Hm.. so why can't the hypervisor code do the retrying?

> > Also, it looks like the vector will need at least one scratch register
> > (for the hcall number, if nothing else).  Does PAPR specify what SPRGs
> > the vector can clobber?  Obviously it can't be anything the guest
> > kernel uses.
> 
> PAPR only says SPRGs 0 to 3 are for software use, but the kernel (see
> arch/powerpc/include/asm/reg.h) defines SPRG2 as an exception scratch register
> so it should be the right one to use here.

Uh.. no.  If 0..3 are for software (i.e. OS) use, then this needs to
use a different one, since it's being used as a firmware resource
here.  Linux might treat SPRG2 as scratch, but another OS would be
within its rights to use it for something persistent.
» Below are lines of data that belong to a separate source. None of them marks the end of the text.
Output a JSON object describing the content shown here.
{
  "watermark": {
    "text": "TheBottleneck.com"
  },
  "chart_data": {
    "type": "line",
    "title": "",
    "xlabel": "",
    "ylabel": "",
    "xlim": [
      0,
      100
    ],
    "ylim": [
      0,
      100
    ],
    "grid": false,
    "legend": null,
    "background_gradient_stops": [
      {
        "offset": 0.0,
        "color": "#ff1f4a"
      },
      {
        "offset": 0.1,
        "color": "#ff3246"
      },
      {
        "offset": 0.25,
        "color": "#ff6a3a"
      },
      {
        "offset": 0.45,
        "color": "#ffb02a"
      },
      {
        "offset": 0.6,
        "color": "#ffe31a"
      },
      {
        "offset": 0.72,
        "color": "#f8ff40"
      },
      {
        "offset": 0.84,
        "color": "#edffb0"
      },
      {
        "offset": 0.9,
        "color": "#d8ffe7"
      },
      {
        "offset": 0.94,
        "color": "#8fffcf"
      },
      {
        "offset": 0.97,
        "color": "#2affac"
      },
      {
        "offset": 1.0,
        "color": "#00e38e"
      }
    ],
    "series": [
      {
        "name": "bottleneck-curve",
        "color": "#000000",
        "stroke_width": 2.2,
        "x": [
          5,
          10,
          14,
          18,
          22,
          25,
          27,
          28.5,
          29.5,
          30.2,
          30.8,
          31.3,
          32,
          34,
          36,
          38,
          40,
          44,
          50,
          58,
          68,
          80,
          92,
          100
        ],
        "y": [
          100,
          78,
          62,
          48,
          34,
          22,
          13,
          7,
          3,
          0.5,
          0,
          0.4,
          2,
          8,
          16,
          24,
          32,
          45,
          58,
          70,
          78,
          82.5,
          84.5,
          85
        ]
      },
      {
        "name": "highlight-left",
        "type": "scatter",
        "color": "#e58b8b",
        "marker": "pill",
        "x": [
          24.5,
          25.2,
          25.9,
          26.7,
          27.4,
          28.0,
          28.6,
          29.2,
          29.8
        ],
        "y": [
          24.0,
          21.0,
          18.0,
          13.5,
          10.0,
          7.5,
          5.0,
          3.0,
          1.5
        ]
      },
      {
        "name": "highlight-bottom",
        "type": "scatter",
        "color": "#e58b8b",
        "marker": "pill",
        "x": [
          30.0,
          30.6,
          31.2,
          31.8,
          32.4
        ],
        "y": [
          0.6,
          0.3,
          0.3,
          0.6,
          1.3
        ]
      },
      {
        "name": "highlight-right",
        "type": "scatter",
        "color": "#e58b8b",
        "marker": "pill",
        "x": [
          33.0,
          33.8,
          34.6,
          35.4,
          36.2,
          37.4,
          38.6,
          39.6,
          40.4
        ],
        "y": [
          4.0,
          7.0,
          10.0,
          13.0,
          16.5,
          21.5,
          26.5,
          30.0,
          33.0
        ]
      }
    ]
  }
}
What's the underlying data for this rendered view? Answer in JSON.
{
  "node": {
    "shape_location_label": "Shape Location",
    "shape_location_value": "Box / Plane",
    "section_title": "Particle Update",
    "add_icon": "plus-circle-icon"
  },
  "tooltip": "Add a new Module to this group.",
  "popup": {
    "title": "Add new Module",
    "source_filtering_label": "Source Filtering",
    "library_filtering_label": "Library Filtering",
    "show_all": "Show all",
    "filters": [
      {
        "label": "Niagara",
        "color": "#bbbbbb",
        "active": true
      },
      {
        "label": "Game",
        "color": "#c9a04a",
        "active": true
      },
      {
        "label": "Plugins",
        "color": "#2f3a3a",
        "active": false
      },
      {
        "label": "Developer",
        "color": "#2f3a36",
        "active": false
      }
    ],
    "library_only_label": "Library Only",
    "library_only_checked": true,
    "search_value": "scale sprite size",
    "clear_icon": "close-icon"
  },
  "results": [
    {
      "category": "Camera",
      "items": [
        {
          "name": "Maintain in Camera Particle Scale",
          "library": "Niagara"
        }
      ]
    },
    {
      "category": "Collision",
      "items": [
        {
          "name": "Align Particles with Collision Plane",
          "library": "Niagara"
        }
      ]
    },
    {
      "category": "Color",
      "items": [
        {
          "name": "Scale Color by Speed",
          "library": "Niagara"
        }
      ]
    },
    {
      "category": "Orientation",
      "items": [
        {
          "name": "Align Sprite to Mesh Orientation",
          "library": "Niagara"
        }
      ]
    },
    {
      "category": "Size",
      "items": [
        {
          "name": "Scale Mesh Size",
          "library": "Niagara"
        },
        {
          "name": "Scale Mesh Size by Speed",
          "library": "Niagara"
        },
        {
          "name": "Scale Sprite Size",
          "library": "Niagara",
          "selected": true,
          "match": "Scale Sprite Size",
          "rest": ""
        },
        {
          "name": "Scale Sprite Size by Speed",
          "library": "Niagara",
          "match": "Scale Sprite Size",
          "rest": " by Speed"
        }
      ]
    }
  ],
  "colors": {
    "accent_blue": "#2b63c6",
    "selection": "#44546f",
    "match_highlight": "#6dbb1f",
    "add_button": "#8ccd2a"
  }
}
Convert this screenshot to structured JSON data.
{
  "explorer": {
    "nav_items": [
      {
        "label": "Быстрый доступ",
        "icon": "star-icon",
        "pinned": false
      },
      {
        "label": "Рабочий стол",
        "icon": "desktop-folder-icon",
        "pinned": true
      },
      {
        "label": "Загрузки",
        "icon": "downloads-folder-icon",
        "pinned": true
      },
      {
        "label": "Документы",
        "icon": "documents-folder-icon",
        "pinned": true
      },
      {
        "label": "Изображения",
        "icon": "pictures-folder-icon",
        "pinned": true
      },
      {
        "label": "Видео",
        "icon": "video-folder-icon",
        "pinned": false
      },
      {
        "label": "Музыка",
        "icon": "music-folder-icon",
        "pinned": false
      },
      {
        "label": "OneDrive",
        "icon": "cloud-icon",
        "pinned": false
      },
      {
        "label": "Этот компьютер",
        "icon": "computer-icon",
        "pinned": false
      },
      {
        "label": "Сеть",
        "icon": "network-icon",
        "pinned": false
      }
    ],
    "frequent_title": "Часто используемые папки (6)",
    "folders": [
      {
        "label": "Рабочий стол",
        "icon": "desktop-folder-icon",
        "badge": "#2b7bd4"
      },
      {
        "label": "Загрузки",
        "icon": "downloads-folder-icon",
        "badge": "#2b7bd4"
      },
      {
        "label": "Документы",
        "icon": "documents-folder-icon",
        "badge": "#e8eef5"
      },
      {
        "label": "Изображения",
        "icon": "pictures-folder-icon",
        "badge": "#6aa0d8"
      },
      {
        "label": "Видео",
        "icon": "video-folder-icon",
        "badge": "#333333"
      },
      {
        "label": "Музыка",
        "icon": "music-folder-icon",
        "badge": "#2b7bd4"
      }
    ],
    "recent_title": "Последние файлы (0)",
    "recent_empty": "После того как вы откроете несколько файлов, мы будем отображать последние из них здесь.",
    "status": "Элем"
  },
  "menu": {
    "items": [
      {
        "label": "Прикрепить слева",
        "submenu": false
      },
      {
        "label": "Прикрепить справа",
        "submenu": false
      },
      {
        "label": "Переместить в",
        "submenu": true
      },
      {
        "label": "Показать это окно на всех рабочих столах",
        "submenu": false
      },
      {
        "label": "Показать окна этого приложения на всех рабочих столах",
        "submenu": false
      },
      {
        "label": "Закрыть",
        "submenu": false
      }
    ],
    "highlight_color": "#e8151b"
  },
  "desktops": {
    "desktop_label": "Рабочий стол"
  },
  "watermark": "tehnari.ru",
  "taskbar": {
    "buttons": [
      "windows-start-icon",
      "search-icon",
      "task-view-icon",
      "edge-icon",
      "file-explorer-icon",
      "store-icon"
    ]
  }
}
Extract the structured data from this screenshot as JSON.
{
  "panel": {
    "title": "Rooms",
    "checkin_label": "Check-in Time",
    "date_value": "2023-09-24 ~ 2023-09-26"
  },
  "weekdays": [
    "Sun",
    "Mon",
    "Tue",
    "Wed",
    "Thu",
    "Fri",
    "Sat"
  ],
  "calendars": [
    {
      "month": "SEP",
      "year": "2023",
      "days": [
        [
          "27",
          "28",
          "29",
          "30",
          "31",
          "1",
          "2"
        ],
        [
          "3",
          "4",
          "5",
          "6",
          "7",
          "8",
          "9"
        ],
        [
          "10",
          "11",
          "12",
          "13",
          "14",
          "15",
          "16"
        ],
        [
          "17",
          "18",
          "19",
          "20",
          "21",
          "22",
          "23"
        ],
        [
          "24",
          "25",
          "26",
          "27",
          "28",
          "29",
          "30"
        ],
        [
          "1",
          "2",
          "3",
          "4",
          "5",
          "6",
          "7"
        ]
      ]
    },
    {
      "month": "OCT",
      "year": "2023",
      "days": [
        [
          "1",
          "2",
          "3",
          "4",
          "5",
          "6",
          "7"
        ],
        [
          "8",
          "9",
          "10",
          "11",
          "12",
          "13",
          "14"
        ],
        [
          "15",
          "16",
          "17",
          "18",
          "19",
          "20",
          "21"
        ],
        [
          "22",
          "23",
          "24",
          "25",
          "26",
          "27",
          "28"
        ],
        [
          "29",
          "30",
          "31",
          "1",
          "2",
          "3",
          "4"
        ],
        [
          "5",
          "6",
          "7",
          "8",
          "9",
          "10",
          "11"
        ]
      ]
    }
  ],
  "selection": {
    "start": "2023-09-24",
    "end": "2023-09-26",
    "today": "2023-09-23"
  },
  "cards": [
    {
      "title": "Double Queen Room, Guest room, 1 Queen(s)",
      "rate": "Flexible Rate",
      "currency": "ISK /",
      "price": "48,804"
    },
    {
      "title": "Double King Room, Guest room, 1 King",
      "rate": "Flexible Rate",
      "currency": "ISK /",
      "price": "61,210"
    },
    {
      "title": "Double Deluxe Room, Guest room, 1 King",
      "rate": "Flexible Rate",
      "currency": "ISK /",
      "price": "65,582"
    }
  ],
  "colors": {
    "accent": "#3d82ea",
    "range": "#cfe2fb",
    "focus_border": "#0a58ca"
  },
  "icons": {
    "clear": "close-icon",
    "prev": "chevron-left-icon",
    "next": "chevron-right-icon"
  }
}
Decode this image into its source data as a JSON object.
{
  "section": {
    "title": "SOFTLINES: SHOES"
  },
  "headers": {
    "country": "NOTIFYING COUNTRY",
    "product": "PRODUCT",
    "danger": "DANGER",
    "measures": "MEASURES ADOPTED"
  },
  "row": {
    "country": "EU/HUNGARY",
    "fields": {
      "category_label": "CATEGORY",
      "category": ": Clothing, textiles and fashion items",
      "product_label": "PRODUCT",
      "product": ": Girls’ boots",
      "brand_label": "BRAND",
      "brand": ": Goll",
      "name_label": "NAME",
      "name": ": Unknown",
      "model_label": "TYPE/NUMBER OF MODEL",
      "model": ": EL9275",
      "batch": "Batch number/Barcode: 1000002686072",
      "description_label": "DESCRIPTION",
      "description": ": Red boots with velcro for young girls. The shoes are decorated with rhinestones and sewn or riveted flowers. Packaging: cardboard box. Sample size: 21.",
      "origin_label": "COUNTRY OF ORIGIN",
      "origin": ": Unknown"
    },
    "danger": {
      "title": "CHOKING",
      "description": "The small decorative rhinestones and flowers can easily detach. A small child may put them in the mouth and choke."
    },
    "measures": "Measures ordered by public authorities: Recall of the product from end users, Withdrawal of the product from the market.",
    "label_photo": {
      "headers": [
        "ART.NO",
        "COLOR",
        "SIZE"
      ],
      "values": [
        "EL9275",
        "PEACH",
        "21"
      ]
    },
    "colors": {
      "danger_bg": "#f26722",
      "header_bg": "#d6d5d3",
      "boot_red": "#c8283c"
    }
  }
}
Although, as paulus points out, sc 1 will clobber SRR0/1 anyway, and
if we use a special illegal instruction, then you no longer need a
scratch register.

> > Btw, does anyone know what happens with the VPA (and dispatch trace
> > log and so forth) on kexec() - it could be subject to the same stale
> > address problem, and rewriting vectors won't save us there.
> 
> I asked Michael Ellerman this one and he thinks kexec probably frees and
> re-allocates the VPA.

Ok.  So the question is: if an explicit deregister is good enough for
the VPA, is it also good enough for the FWNMI vector, in which case
doing it with just a qemu exit and not bouncing through the guest space
is back on the table.

I guess that's still problematic because there are existing guests
that assume a kexec() will magically wipe the fwnmi vectors away.

-- 
David Gibson                    | I'll have my music baroque, and my code
david AT gibson.dropbear.id.au  | minimalist, thank you.  NOT _the_ _other_
                                | _way_ _around_!